Fretful horses who waste their energies — and often their racing potential — ceaselessly pacing their stable dormitories are known as ‘box walkers’. Some trainers merit a similar description, dragging nervously on one racecourse cigarette too many. It isn’t sharing the washing-up but their teeth that have left their nails worn down to the quick. Their brows are furrowed as they saddle up their hopes. Instead of enjoying a joke with an owner’s wife their eyes flicker nervously to their four-legged charges skittering around the paddock for fear they are sweating up. Nervousness is easily transmitted between man and beast and I always feel more comfortable when the handler responsible for the horse carrying my tenner looks relaxed.
William Haggas is a smiler, so mostly are Richard Hannon and Michael Bell. Another man who invariably looks as though he is enjoying his racing is Ralph Beckett, and after a recent visit to his gloriously peaceful Kimpton Down stables near Andover I can see why he has established such a good record with fillies. They respond to a man at ease with himself.
When I first met Ralph, he was in the former lads’ hostel at the end of Peter Walwyn’s old yard in Lambourn, the yard he took over to begin training in 2000. Now he and wife Isabelle welcome you to a state-of-the-art yard built near Andover by Toby Balding, where they relish the100-year-old grass and have refashioned a fine set of synthetic gallops. In 2008 Ralph, then training at Whitsbury, took his first fillies’ Classic, the Oaks, with Julian Richmond-Watson’s Look Here. In 2013 he went one better, not only sending out Talent as the 20–1 winner of the race but claiming second as well with the fancied Secret Gesture. Isabelle remains convinced that Talent (who later finished second in the St Leger) always was better than her Epsom price implied: putting it down to the fact that champion jockey Richard Hughes, who rode Talent while stable jockey Jim Crowley was on Secret Gesture, had been unimpressed in a gallop three days before the race and had been trying to get off her in search of a better prospect.

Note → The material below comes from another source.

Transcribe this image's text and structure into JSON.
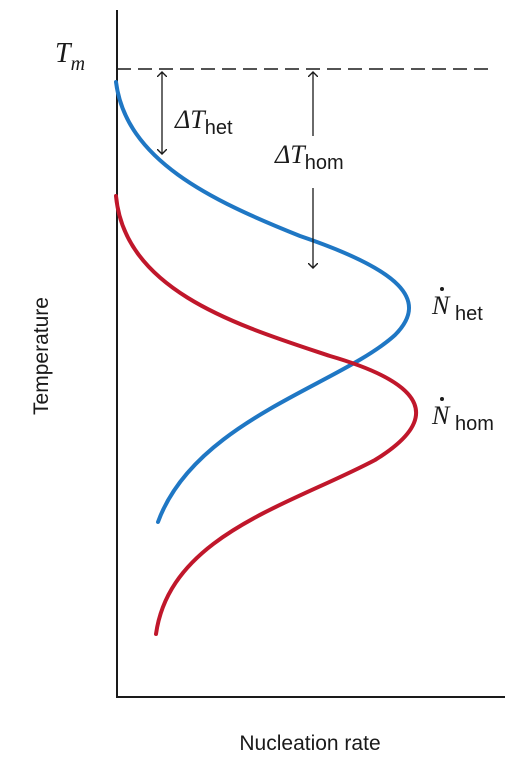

Although there have been key victories with colts too, notably Muharrak’s 2008 Breeders Cup Marathon success in the US, there have been more successful fillies: back in Lambourn days Penkenna Princess was Ralph’s first Group winner and in 2012 he won the German 1,000 Guineas with Electralane and other Group races with Waterway Run and Moonstone Magic. So does he do anything special with fillies? ‘I enjoy the challenge of them and there is a lot to be said for living outside a racing centre — they appreciate not jostling with the big battalions.’ He doesn’t look for specifics but gets sent plenty of fillies because he trains for owner-breeders such as Richmond-Watson, Peter Savill, Jeff Smith and Lady Howard de Walden. ‘They are understanding and know how the programme works for fillies. Training horses is really about the people whom you employ and the people who employ you,’ in which context Ralph has a number of Brazilian work-riders and regrets that immigration policy changes mean he cannot have more.
His own grounding started in Australia where he worked as a sheep station jackaroo and on a New South Wales track where he got five bucks a ride for working a dozen horses a morning. He relished a spell in Yorkshire with Jimmy Fitzgerald, the professional hard man who once told a groom who sought time off to attend his child’s birth, ‘Whatever for? You’re not delivering it, are you?’ and who informed Ralph he had more chance of becoming a dustman than a jockey. Before his time as assistant to Peter Walwyn, Ralph also spent two years in Ireland with Arthur Moore, who he reckons knew more about horsemanship than anyone, ‘although I didn’t really know what I’d learned until I left’.
As we joined his former racing greyhound Spook (who won a dozen races as Minniola Ghost, although rarely on a day they expected) to watch the string do a couple of canters, I liked the look of Astra Hall (owned by Toby Balding) and Dinneratmidnight (who needs it soft) among the older horses as well as youngsters by Sea The Stars and Sir Percy.
Ralph agreed that he tries to buy in some speedy two-year-olds each year but doesn’t keep many sprinters. Nor are there too many older fillies given his owner profile. ‘Those who earn a decent rating of 85 or so they prefer to cover or sell.’
Things are going well at Kimpton Down. Ralph had 73 winners last year with more than £1 million in prize money for his owners and the plan this year (‘He’s a great man for having a plan,’ says Izzy) is to better both those totals and to win a Group One with both Talent and Secret Gesture. There seems no reason why it shouldn’t happen. Secret Gesture recently won a ten-furlong race at Nottingham, which should have restored her confidence, and her trainer hasn’t lost his smile.